Der russische Überfall auf die Ukraine wirkt sich bereits auf die Welthandelsströme aus. In hohem Tempo werden etablierte Lieferketten und Transportwege gekappt oder umstrukturiert. Die Folgen sind dabei nicht auf das eigentliche Kriegsgebiet beschränkt, sondern sind dabei, sich global auszuwirken. Über alle Verkehrsträger hinweg gibt es zwei wiederkehrende Aspekte. Zum einen ist Russland praktisch über Nacht zum meist sanktionierten Land der Welt geworden. Mehr als 5.500 Sanktionen sind inzwischen gegen Russland in Kraft, davon wurden gut 3.000 seit dem 23. Februar erlassen. Das sind mehr als gegen Syrien oder Nordkorea insgesamt bestehen. Damit ist die Zahl der von Logistikern im Zusammenhang mit Russland zu beachtenden Regeln enorm gestiegen. Das hat zur Folge, dass Transporte nach oder über Russland fast nur über Einzelabfertigungen erfolgen können. Allerdings ist die Nachfrage nach solchen Transporten auch deutlich gesunken. Zahlreiche wichtige Logistikunternehmen koppeln das Land von den bestehenden Logistiknetzen ab. Zeitgleich ziehen sich zunehmend auch die bisherigen Verlader aus dem Russlandgeschäft zurück und müssen viele Lieferketten neu ausrichten. Diese Gemengelage betrifft die einzelnen Verkehrsträger recht unterschiedlich.
Die Masse der Welthandelsströme werden per Schiff abgewickelt. Deshalb sind auch viele Unternehmen in Düsseldorf und Umgebung betroffen. Über 90 Prozent der Betriebe betreiben Außenhandel. Das direkt vom Krieg betroffene Schwarze Meer liegt eher am Rand der Hauptschifffahrtsrouten, auch wenn es eine der wichtigsten Verladeregionen für Weizen ist und auch über Verladeterminals für russisches Öl verfügt. Dennoch sitzen seit Kriegsbeginn über 100 Schiffe in Häfen der beiden Kriegsparteien fest und es wurden auch schon Frachter beschossen.
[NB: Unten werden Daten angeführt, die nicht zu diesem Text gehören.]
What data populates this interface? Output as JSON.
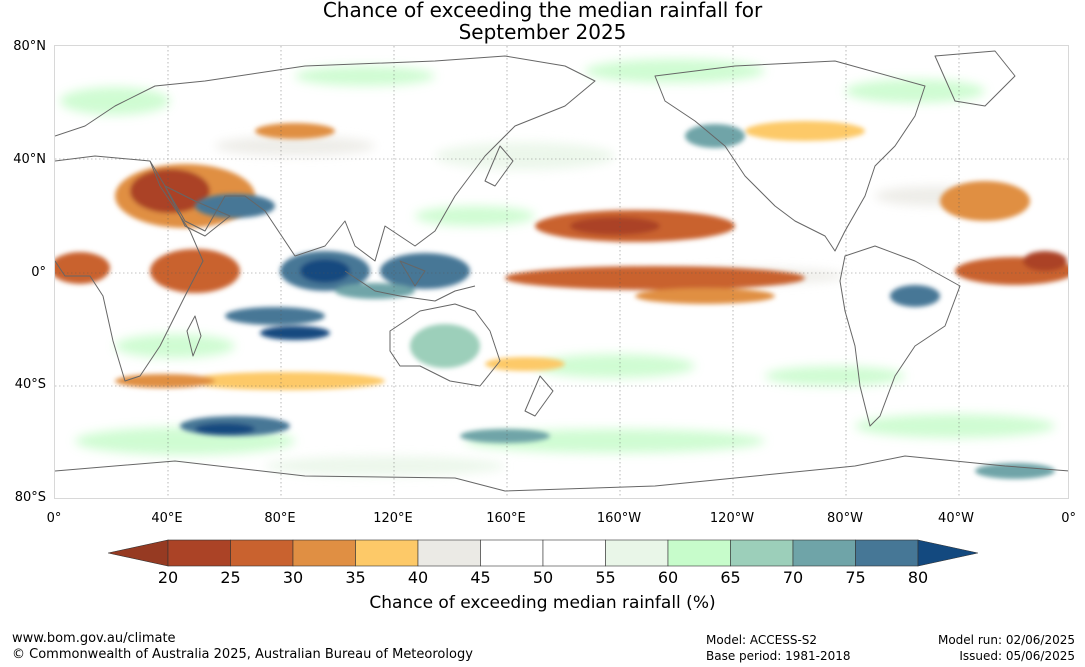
{
  "title": {
    "line1": "Chance of exceeding the median rainfall for",
    "line2": "September 2025"
  },
  "map": {
    "lat_labels": [
      "80°N",
      "40°N",
      "0°",
      "40°S",
      "80°S"
    ],
    "lon_labels": [
      "0°",
      "40°E",
      "80°E",
      "120°E",
      "160°E",
      "160°W",
      "120°W",
      "80°W",
      "40°W",
      "0°"
    ],
    "coastline_color": "#666666",
    "gridline_style": "dotted"
  },
  "colorbar": {
    "label": "Chance of exceeding median rainfall (%)",
    "ticks": [
      "20",
      "25",
      "30",
      "35",
      "40",
      "45",
      "50",
      "55",
      "60",
      "65",
      "70",
      "75",
      "80"
    ],
    "under_color": "#963a22",
    "over_color": "#13497f",
    "colors": [
      "#ab4326",
      "#c9622f",
      "#e08f43",
      "#fdc968",
      "#ebeae5",
      "#ffffff",
      "#ffffff",
      "#e9f6e8",
      "#c7fccb",
      "#9ccfba",
      "#6fa4a8",
      "#467796"
    ]
  },
  "footer": {
    "site": "www.bom.gov.au/climate",
    "copyright": "© Commonwealth of Australia 2025, Australian Bureau of Meteorology",
    "model": "Model: ACCESS-S2",
    "base_period": "Base period: 1981-2018",
    "model_run": "Model run: 02/06/2025",
    "issued": "Issued: 05/06/2025"
  }
}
Gravierender sind die Folgen des Rückzuges der meisten großen Logistikunternehmen, die schon in allen russischen Häfen spürbar sind. Bereits im Februar verzeichnete das Kieler Institut für Weltwirtschaft einen Exportrückgang über den Hafen von Sankt Petersburg um 17 Prozent. Dieser Effekt verstärkt sich in der ersten Märzwoche deutlich. Über alle russischen Häfen wurde ein Rückgang der in Russland angelandeten Waren gegenüber der letzten Woche vor Kriegsbeginn von 40 Prozent gemeldet (Trans-info, 2022). Besonders groß ist der Rückgang bei Konsumgütern gewesen, wo die über See eingeführte Menge um 57 Prozent sank. Die für Russlands Handelsbilanz wichtige Verschiffung von Öl und Gas sank in der ersten Kriegswoche um 12 Prozent.
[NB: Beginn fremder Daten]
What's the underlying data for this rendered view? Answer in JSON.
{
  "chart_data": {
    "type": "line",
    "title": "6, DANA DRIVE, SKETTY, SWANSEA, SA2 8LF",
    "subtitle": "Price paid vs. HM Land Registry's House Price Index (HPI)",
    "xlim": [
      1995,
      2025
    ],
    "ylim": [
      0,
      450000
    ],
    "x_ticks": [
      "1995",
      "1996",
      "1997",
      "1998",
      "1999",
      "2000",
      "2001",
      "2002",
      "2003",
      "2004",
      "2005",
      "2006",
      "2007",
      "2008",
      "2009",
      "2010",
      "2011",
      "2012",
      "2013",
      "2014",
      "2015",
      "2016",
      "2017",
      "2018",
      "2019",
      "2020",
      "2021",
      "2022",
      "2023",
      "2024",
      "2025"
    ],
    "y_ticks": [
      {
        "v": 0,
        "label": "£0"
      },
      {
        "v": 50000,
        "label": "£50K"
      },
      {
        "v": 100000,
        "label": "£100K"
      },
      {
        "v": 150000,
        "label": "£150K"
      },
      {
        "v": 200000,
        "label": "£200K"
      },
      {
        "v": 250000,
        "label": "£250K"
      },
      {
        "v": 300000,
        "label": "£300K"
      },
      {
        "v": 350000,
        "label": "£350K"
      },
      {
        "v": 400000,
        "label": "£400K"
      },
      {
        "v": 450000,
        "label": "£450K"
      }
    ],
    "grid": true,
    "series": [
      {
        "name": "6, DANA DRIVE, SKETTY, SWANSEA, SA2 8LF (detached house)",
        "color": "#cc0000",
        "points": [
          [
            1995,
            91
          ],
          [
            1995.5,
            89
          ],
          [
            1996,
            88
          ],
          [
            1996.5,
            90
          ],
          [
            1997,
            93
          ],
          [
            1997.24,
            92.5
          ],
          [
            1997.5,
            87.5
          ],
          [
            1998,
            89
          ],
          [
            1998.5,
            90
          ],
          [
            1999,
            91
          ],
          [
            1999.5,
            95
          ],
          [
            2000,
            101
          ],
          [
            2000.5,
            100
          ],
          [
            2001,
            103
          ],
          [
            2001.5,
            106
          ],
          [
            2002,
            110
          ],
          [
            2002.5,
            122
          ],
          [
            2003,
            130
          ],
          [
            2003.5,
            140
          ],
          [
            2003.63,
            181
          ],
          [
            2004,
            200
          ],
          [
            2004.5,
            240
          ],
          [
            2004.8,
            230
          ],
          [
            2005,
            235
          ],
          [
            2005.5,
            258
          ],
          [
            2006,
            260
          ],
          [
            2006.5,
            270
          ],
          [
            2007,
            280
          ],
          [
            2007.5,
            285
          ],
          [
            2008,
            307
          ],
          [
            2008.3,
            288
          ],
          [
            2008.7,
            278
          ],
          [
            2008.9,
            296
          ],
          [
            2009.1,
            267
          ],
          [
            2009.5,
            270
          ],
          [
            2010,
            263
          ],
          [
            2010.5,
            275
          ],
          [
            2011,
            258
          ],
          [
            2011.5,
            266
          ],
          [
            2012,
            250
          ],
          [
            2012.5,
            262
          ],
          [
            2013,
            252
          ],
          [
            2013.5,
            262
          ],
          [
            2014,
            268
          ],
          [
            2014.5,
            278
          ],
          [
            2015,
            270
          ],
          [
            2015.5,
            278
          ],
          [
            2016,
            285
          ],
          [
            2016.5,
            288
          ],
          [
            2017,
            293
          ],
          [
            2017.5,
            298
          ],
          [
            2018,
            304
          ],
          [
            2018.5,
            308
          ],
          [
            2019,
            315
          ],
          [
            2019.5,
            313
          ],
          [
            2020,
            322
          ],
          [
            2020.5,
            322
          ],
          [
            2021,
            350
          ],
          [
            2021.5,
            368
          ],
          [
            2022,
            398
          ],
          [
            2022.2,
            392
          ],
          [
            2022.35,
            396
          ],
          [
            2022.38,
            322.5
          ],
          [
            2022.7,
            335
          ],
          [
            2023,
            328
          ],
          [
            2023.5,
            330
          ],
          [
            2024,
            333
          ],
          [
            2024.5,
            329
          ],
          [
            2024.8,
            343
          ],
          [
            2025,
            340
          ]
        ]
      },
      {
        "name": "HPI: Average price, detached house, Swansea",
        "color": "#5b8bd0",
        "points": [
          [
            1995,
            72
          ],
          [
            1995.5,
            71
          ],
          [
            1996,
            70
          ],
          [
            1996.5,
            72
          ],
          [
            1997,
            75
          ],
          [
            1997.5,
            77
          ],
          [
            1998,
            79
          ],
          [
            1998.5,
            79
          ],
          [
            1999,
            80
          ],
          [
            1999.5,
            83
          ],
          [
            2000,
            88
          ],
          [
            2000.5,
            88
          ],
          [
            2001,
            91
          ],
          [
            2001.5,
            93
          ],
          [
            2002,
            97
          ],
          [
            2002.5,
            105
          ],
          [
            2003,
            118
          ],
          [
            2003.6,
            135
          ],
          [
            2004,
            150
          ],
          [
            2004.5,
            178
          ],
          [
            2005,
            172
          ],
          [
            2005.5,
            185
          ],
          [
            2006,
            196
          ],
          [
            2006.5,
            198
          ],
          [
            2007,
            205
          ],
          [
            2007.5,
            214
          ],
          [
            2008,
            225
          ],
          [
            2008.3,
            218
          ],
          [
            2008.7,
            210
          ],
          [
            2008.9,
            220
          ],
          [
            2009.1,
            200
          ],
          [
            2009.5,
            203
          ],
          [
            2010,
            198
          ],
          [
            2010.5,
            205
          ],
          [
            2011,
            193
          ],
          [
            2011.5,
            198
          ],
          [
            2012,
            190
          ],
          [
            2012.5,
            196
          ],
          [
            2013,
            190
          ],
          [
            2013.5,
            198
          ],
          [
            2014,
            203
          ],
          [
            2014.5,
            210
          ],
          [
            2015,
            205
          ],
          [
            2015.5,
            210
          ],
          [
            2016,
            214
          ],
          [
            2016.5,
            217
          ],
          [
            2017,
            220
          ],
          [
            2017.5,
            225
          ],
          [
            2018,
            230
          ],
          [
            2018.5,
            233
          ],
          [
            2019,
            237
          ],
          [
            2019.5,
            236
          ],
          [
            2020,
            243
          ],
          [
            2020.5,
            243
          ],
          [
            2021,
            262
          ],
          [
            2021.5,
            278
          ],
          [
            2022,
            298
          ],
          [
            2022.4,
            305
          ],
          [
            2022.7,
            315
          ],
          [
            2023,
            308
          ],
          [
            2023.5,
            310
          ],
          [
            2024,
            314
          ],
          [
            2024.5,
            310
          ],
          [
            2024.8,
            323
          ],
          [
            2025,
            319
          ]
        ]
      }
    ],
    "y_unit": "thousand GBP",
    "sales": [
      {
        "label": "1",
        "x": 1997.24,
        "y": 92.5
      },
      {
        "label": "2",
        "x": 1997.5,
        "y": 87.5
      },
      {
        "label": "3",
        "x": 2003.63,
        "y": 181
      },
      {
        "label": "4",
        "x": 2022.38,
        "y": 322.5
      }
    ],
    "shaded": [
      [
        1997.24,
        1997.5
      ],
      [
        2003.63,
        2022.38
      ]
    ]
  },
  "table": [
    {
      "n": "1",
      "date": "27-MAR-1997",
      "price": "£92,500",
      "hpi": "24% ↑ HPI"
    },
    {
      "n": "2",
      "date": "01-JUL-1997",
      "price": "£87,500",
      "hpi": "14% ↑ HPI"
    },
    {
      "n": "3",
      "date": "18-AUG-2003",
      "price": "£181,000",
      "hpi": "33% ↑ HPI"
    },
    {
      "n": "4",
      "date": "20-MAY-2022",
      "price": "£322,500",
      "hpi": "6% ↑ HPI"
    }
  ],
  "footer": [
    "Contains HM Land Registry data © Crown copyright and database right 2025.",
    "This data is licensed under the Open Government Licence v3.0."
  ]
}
Hier zeichnet sich bereits ab, dass gerade auch die Welthandelsströme für Mineralöle infolge des Kriegs massiv umstrukturiert werden. Die großen westlichen Ölkonzerne haben ihren Abschied vom Russlandgeschäft verkündet und wollen nach Möglichkeit kein russisches Öl mehr abnehmen. Als Folge dieses Rückzugs wurde das russische Öl ab der Ostseeküste zum Ladenhüter. Mit einem Preis von gut 80 Dollar pro Fass am 15. März 2022 war es das wohl billigste Öl auf dem Weltmarkt. Die Preisdifferenz zum Brent lag bei etwa 25 Dollar pro Fass. Ein weiterer Effekt des Rückzugs der Ölkonzerne aus Russland sind global steigende Transportkosten für Öl, da die europäische Ölnachfrage verstärkt aus weiter entfernt liegenden Quellen bedient werden muss.
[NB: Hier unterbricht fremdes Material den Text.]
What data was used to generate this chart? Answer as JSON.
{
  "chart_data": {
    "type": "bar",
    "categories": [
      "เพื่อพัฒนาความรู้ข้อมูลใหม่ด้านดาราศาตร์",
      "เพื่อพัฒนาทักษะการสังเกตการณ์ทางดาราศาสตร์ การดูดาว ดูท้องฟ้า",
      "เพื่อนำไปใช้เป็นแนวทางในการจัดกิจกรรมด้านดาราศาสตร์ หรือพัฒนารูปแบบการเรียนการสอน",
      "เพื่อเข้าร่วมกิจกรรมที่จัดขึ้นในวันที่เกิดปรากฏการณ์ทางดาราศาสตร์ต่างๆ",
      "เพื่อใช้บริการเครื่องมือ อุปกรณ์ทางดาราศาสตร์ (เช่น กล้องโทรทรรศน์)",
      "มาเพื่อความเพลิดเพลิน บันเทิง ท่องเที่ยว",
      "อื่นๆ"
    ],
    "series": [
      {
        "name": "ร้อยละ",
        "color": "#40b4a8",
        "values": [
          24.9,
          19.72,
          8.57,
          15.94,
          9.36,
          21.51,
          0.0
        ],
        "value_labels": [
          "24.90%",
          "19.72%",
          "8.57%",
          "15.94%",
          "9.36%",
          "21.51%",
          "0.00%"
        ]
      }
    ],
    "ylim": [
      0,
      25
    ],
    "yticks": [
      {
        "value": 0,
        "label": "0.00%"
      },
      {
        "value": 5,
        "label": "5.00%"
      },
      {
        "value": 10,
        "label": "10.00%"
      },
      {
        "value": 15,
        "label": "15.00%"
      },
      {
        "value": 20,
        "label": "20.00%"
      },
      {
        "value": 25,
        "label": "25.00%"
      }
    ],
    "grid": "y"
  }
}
Es werden also mehr Tanker auf längeren Strecken benötigt. Dies zeigt sich daran, dass sich die Charterraten für Öltanker (Dirty-Tanker-Index) in zwei Wochen verdoppelt haben. Bei den Tankern für Mineralölprodukte (Clean-Tanker-Index) war ebenfalls ein massiver Anstieg zu verzeichnen. Dieser ist aber geringer ausgefallen als bei den Öltankern. Das dürfte auch darauf zurückzuführen sein, dass es bei verarbeitetem Mineralöl und gerade bei Diesel weniger alternative Lieferanten gibt als bei Rohöl. Mit steigenden Charterraten wird wegen der Verlagerung von bisher auf der Seidenstraße transportierten Gütern auch bei Containerschiffen gerechnet.